A US firm which billed $35 million (£26m) for acting in complex arbitrations failed to keep its billionaire client informed of costs - including two increases in hourly rates - a judge has ruled.

In Safra v Wilmer Cutler Pickering Hale and Dorr, Costs Judge Leonard made an order for assessment of WilmerHale's final bill, stating that he had never seen a case where such a large bill had been backed up with so little information.

According to the judgment, WilmerHale was retained by Alberto Safra to act in a bitter dispute over the estate of his father, Brazilian banker Joseph Safra. The engagement letter quoted hourly fees of up to $1,830. These were increased twice without notice during the retainer, rising to up to $2,095 per hour. 

Challenging the bill in the Senior Courts Costs Office, Safra argued that $35 million is an 'unusually large sum to incur over less than two years in even the heaviest of litigation'.

In a 76-page judgment, the judge found that the firm's invoices contained 'charges which are so high as to raise concern as to the costs incurred across the board'. One fee earner, he noted charged for 370.7 hours in January 2024. Meanwhile, 'many of the expenses and disbursements are of a surprising nature,' including subscriptions to the Westlaw legal database and $11,367.54 for a partner's travel expenses from New York to London. This included $41.76 for laundry. 

WilmerHale

Costs Judge Leonard made an order for assessment of WilmerHale's final bill

Source: Alamy

The firm argued that the arbitrations had been complex and their likely course and duration could not be predicted at the time of the letter of engagement. 

Making an order for assessment, the judge found the hourly rate and expenses to be 'commensurate with the nature of the case and of the work being undertaken'. However he added: 'My real concern is with the provision to the claimant of financial information'. 

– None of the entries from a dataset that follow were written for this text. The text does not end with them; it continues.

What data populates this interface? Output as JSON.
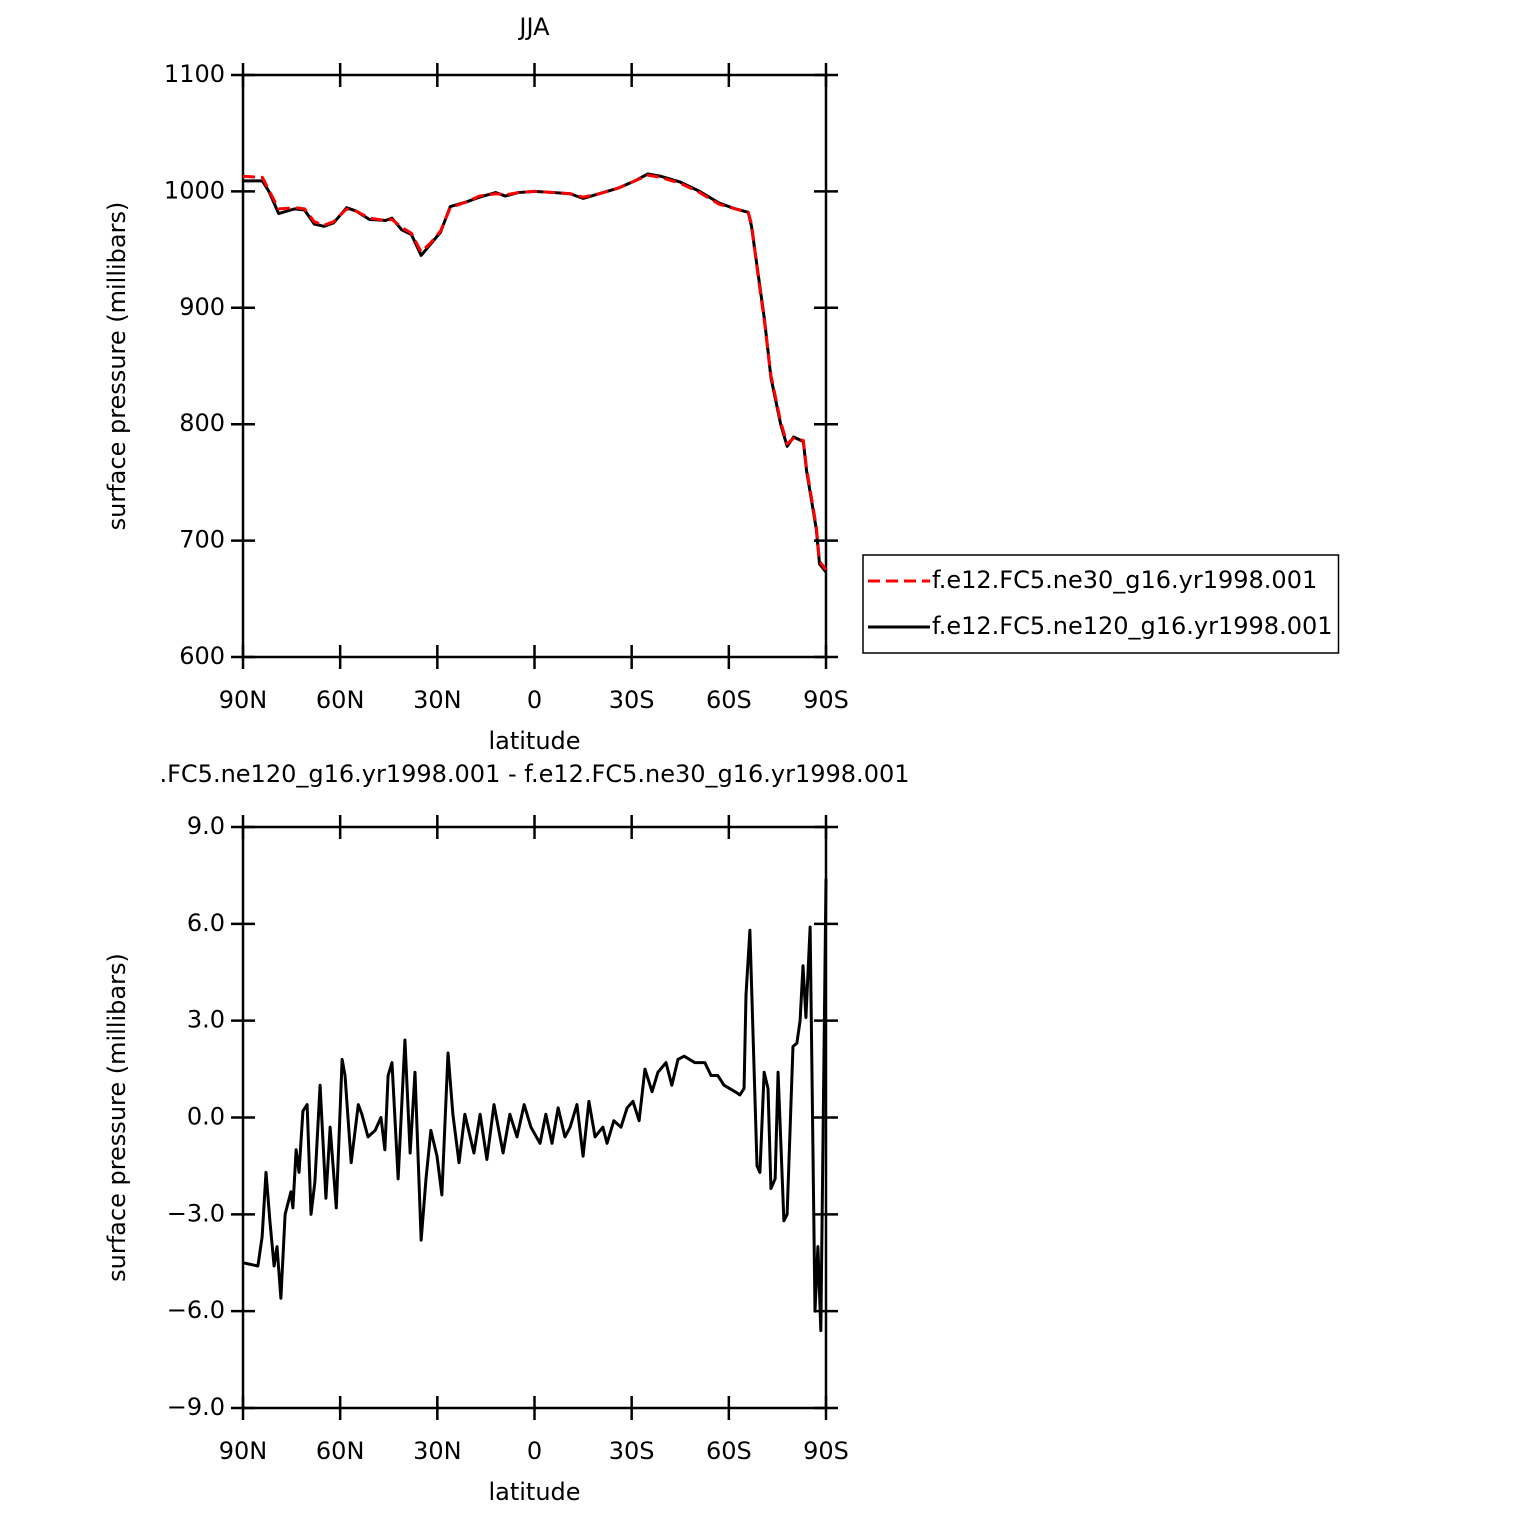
{
  "chart_data": [
    {
      "type": "line",
      "title": "JJA",
      "xlabel": "latitude",
      "ylabel": "surface pressure (millibars)",
      "x": [
        90,
        84,
        82,
        79,
        74,
        71,
        68,
        65,
        62,
        58,
        55,
        51,
        46,
        44,
        41,
        38,
        35,
        32,
        29,
        26,
        21,
        17,
        12,
        9,
        5,
        0,
        -6,
        -11,
        -15,
        -20,
        -26,
        -31,
        -35,
        -39,
        -45,
        -51,
        -57,
        -62,
        -66,
        -67,
        -69,
        -71,
        -73,
        -76,
        -78,
        -80,
        -83,
        -84,
        -87,
        -88,
        -90
      ],
      "series": [
        {
          "name": "f.e12.FC5.ne30_g16.yr1998.001",
          "color": "#ff0000",
          "line_style": "dashed",
          "values": [
            1013,
            1012,
            1001,
            985,
            986,
            985,
            974,
            971,
            974,
            985,
            983,
            977,
            975,
            976,
            969,
            964,
            948,
            956,
            966,
            986,
            991,
            996,
            998,
            997,
            999,
            1000,
            999,
            998,
            995,
            998,
            1003,
            1009,
            1014,
            1012,
            1007,
            999,
            989,
            985,
            982,
            972,
            928,
            888,
            842,
            802,
            783,
            788,
            786,
            762,
            712,
            682,
            675
          ]
        },
        {
          "name": "f.e12.FC5.ne120_g16.yr1998.001",
          "color": "#000000",
          "line_style": "solid",
          "values": [
            1009,
            1009,
            1000,
            981,
            985,
            984,
            972,
            970,
            973,
            986,
            983,
            976,
            975,
            977,
            967,
            963,
            945,
            955,
            965,
            987,
            991,
            995,
            999,
            996,
            999,
            1000,
            999,
            998,
            994,
            998,
            1003,
            1009,
            1015,
            1013,
            1008,
            1000,
            990,
            985,
            982,
            970,
            930,
            890,
            840,
            800,
            781,
            789,
            785,
            760,
            710,
            680,
            673
          ]
        }
      ],
      "xlim": [
        90,
        -90
      ],
      "xticks": [
        {
          "value": 90,
          "label": "90N"
        },
        {
          "value": 60,
          "label": "60N"
        },
        {
          "value": 30,
          "label": "30N"
        },
        0,
        {
          "value": -30,
          "label": "30S"
        },
        {
          "value": -60,
          "label": "60S"
        },
        {
          "value": -90,
          "label": "90S"
        }
      ],
      "ylim": [
        600,
        1100
      ],
      "yticks": [
        600,
        700,
        800,
        900,
        1000,
        1100
      ],
      "grid": false,
      "legend": "right"
    },
    {
      "type": "line",
      "title": ".FC5.ne120_g16.yr1998.001 - f.e12.FC5.ne30_g16.yr1998.001",
      "xlabel": "latitude",
      "ylabel": "surface pressure (millibars)",
      "x": [
        90.0,
        85.4,
        84.1,
        82.9,
        81.7,
        80.4,
        79.5,
        78.3,
        77.0,
        75.2,
        74.6,
        73.6,
        72.7,
        71.5,
        70.2,
        69.0,
        67.8,
        66.2,
        64.4,
        63.1,
        61.2,
        59.4,
        58.5,
        56.6,
        54.4,
        53.3,
        51.4,
        49.2,
        47.4,
        46.2,
        45.2,
        44.0,
        42.1,
        40.0,
        38.4,
        36.9,
        35.0,
        33.5,
        32.0,
        30.1,
        28.6,
        26.7,
        25.2,
        23.3,
        21.5,
        18.7,
        16.8,
        14.7,
        12.5,
        9.7,
        7.6,
        5.4,
        3.2,
        1.1,
        -1.7,
        -3.5,
        -5.4,
        -7.3,
        -9.4,
        -11.0,
        -13.1,
        -15.0,
        -16.8,
        -18.7,
        -21.1,
        -22.4,
        -24.5,
        -26.7,
        -28.6,
        -30.4,
        -32.3,
        -34.1,
        -36.3,
        -38.1,
        -40.6,
        -42.4,
        -44.3,
        -46.2,
        -49.5,
        -52.6,
        -54.5,
        -56.6,
        -58.5,
        -61.9,
        -63.4,
        -64.7,
        -65.3,
        -66.5,
        -68.7,
        -69.6,
        -70.9,
        -72.1,
        -73.0,
        -74.3,
        -75.2,
        -77.0,
        -78.0,
        -79.8,
        -81.0,
        -82.0,
        -82.9,
        -83.8,
        -85.1,
        -86.6,
        -87.5,
        -88.4,
        -90.0
      ],
      "series": [
        {
          "color": "#000000",
          "line_style": "solid",
          "values": [
            -4.5,
            -4.6,
            -3.7,
            -1.7,
            -3.2,
            -4.6,
            -4.0,
            -5.6,
            -3.0,
            -2.3,
            -2.8,
            -1.0,
            -1.7,
            0.2,
            0.4,
            -3.0,
            -2.0,
            1.0,
            -2.5,
            -0.3,
            -2.8,
            1.8,
            1.3,
            -1.4,
            0.4,
            0.1,
            -0.6,
            -0.4,
            0.0,
            -1.0,
            1.3,
            1.7,
            -1.9,
            2.4,
            -1.1,
            1.4,
            -3.8,
            -1.9,
            -0.4,
            -1.2,
            -2.4,
            2.0,
            0.1,
            -1.4,
            0.1,
            -1.1,
            0.1,
            -1.3,
            0.4,
            -1.1,
            0.1,
            -0.6,
            0.4,
            -0.3,
            -0.8,
            0.1,
            -0.8,
            0.3,
            -0.6,
            -0.3,
            0.4,
            -1.2,
            0.5,
            -0.6,
            -0.3,
            -0.8,
            -0.1,
            -0.3,
            0.3,
            0.5,
            -0.1,
            1.5,
            0.8,
            1.4,
            1.7,
            1.0,
            1.8,
            1.9,
            1.7,
            1.7,
            1.3,
            1.3,
            1.0,
            0.8,
            0.7,
            0.9,
            3.8,
            5.8,
            -1.5,
            -1.7,
            1.4,
            0.9,
            -2.2,
            -1.9,
            1.4,
            -3.2,
            -3.0,
            2.2,
            2.3,
            3.0,
            4.7,
            3.1,
            5.9,
            -6.0,
            -4.0,
            -6.6,
            7.4
          ]
        }
      ],
      "xlim": [
        90,
        -90
      ],
      "xticks": [
        {
          "value": 90,
          "label": "90N"
        },
        {
          "value": 60,
          "label": "60N"
        },
        {
          "value": 30,
          "label": "30N"
        },
        0,
        {
          "value": -30,
          "label": "30S"
        },
        {
          "value": -60,
          "label": "60S"
        },
        {
          "value": -90,
          "label": "90S"
        }
      ],
      "ylim": [
        -9,
        9
      ],
      "yticks": [
        {
          "value": -9,
          "label": "−9.0"
        },
        {
          "value": -6,
          "label": "−6.0"
        },
        {
          "value": -3,
          "label": "−3.0"
        },
        {
          "value": 0,
          "label": "0.0"
        },
        {
          "value": 3,
          "label": "3.0"
        },
        {
          "value": 6,
          "label": "6.0"
        },
        {
          "value": 9,
          "label": "9.0"
        }
      ],
      "grid": false
    }
  ]
}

Referring to the SRA code of conduct's requirement to provide the 'best possible information', Leonard said: 'I have not previously encountered a case in which such levels of costs accrued with such limited information being provided to the client. However much he would have known about what was being done for him, and however pleased he may have been at the level of service provided, [Safra] was not regularly being kept aware of what it was costing him.

'That would have been unsatisfactory even if the fees finally billed had not been so far in excess of what he had clearly indicated that he could afford.'

WilmerHale has been approached for comment.